The field narrowed to three yesterday with the Renault-Nissan alliance walking away from the process, while Indian company Mahindra & Mahindra stepped up its bid with the submission of a binding offer.
Mahindra & Mahindra is joined by fellow Indian, the Pawan Kumar Ruia Group, and domestic firm YoungAhn Hat Co. in pursuit of what is expected to be a $US500 million ($547 million) deal.
Ssangyong is $US637.9 million ($697.8 million) in debt after failing to safely navigate the global financial crisis and has been in a state of court-led restructuring for around 18 months.
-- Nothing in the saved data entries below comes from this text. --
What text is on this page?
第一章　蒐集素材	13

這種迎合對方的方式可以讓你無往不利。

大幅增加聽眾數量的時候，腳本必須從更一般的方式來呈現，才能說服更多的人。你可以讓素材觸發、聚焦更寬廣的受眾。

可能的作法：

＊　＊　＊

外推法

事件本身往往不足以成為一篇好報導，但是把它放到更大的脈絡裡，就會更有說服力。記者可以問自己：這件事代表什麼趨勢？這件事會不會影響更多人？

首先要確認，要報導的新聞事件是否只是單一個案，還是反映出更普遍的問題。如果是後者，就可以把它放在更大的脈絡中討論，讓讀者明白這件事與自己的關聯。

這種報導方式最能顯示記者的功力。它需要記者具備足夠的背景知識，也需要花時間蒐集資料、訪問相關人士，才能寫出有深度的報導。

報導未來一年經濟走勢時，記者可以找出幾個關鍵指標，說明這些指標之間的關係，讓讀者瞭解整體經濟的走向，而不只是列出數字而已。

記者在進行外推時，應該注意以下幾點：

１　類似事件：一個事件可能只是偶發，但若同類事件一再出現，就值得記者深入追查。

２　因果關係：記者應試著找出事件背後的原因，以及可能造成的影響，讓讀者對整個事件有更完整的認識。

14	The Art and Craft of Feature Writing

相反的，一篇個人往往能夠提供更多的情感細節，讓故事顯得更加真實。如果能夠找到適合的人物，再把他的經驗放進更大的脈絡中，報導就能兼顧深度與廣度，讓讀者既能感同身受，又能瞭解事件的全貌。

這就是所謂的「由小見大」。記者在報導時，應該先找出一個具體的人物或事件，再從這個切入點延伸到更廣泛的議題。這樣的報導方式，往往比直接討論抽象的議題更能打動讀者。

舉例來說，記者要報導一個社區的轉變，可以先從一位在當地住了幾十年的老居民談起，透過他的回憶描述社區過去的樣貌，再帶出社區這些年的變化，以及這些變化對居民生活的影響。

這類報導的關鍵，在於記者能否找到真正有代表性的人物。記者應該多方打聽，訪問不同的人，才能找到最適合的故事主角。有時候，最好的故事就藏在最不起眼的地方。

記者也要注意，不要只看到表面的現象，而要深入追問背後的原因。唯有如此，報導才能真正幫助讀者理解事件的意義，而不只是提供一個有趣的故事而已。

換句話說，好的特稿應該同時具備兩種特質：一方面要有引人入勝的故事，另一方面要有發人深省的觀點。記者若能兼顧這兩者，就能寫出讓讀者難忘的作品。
Global Ssangyong sales have increased more than 230 percent in the first seven months of this year, well ahead of last year’s 13,091.
In the first quarter, Ssangyong reduced its net loss by 90 percent from 2009, and of the 43,881 vehicles sold so far in 2010, a total of 26,190 have been exports.
Mahindra’s president in charge of automotive business, Pawan Goenka, told the Wall Street Journal exports would become the focus of the new Ssangyong if his company was successful in its bid.
“We want to buy it for the world market. We can’t justify buying it only for the Indian market,” Mr Goenka said.
Mahindra & Mahindra is aiming to follow in the footsteps of fellow India manufacturer Tata, who expanded globally in 2008 with the purchase of Jaguar and Land Rover, brands that Mahindra was also in pursuit of.
Recently Mahindra has secured a majority stake in Bangalore electric vehicle manufacturer Reva as well as bike company Kinetic.